If you enjoy truly empty, meaningless rhetoric and a good orator, then yeah I guess Romney "won." Personally, I was very glad to see my man Gary Johnson on the stage. That makes 2 candidates I would enthusiastically support! Never that I'd say after a major party debate.
Perry's campaign advisers are idiots. I said it when he ran for governor and I'll say it again. His 2006 and to a lesser extent his 2010 campaigns weren't very good. Texas isn't the same as the US. You can't talk to primary voters like you talk to the Texas Farm Bureau. Plus he's always been a bad debater and now its showing.
Can you or someone else who saw the debate explain? How did Perry come across this time? What mistakes did he make?
Why does Santorum keep on going? He just embarrasses himself, he actually blamed Obama on the troops in Afghanistan not having what they need to take care of the 'problem'. Hey DUMBASS, YOU HAD EIGHT YEARS, EIGHT! WITH CONTROL OF THE PRESIDENCY, it wasn't taken care of then, but now it's Obama's fault.....Come on man.

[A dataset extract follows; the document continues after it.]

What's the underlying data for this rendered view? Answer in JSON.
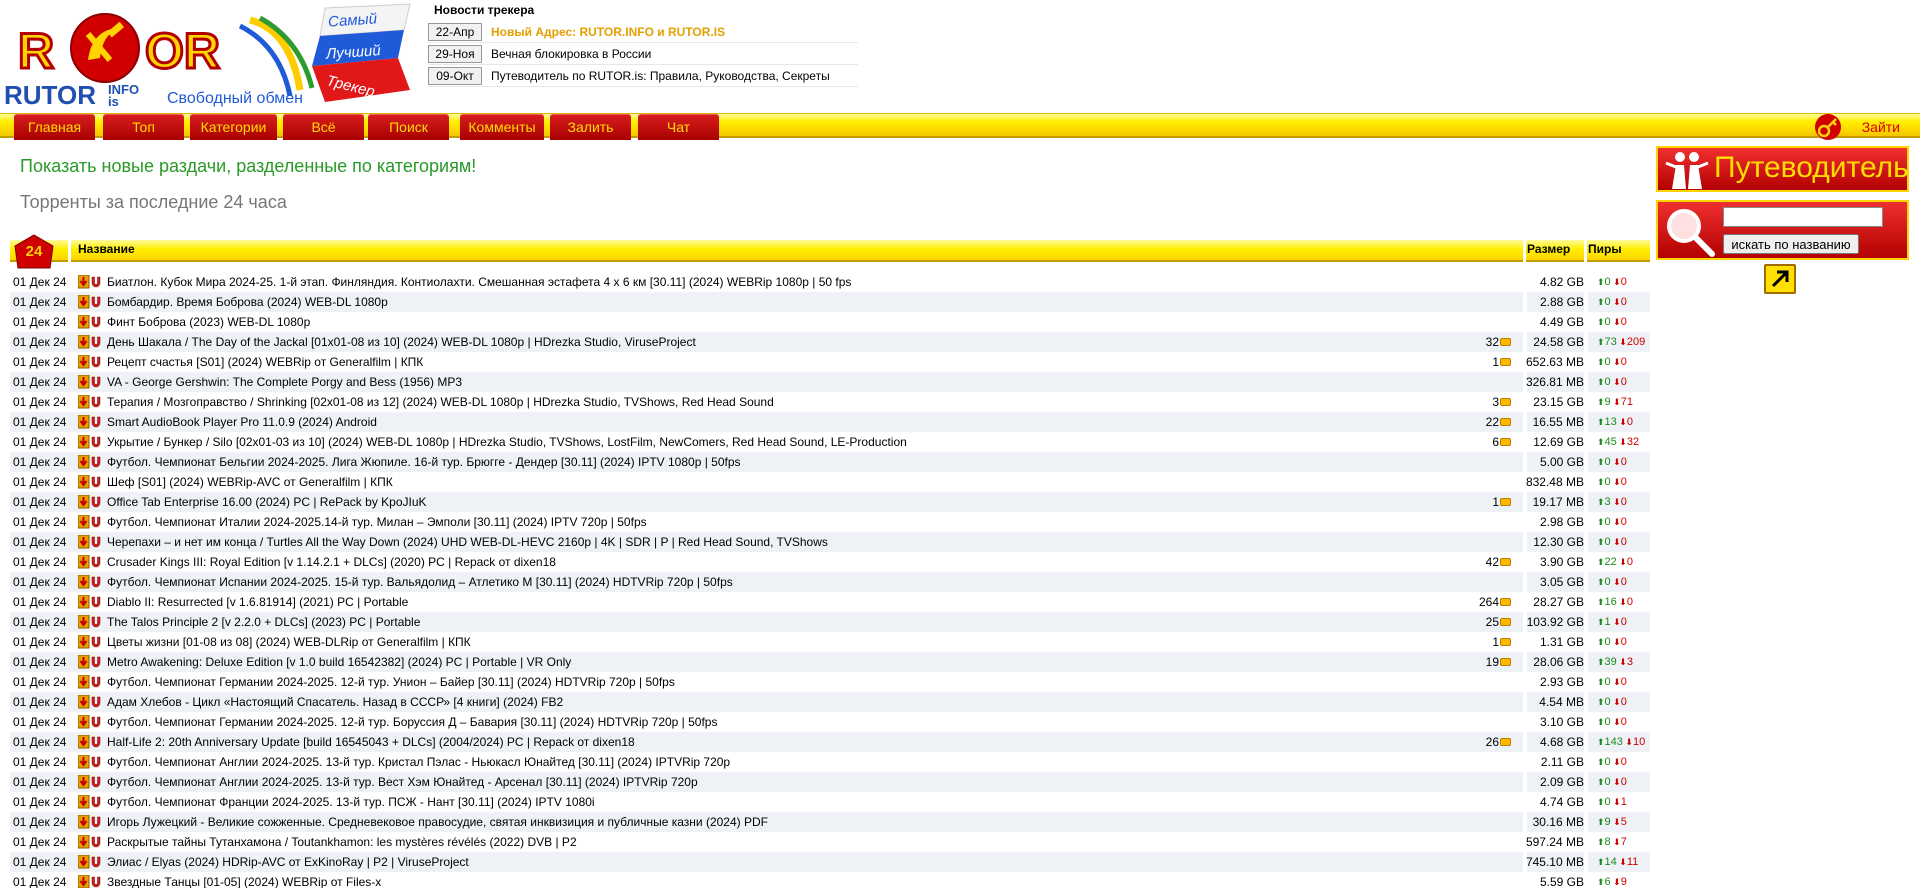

And Huntsman just lost me as a supporter. His answer to the healthcare mess is to "let the states experiment with solutions" I'm sorry, you don't experiment with healthcare.
Im not a fan of Huntsman, but I agree. We should instead do a massive overhaul that offers no clear definition or solution to the problem. Or as one popular comedian put it, a "cluster*****"
I think this is actually an ideal solution. Dems had to move on health care because you never know when you'll have the opportunity to do it again, so they took the opportunity when they had it. But in an ideal world, experimenting is exactly what you want to do. The real problem is that no one knows how to control costs - coverage is easy, but slowing the cost curve is all theoretical, and that's the important part. You want to try as many different solutions as possible and then implement the best ones. The best part of the Obama bill is actually exactly this - it enacts small tests of literally dozens of different strategies that experts have come up with over the years to try to cut costs, with the hope being that some work and can be expanded nationwide. But letting states each experiment is just as effective.
I haven't watched the debate (I plan to, if I can find it online later.), but a guy I've worked with politically had this to say about it on Twitter:
the whole debate is on here for you viewing (dis)pleasure- http://www.youtube.com/foxnews to me, perry's answers tonight were the classic politicians answers. very few direct answers to the questions posed, and repeating his talking points... but we saw that from many of the candidates on stage. huntsman made a reference to perry and romney regarding the 2008 republican primary about guliani and thompson being the front runners and then fading. i think bachman is one of those, she seems to me, to be disappearing as each debate progresses. also, i was glad to see gary johnson invited back, he had the best (funniest) line of the evening regarding shovel ready jobs.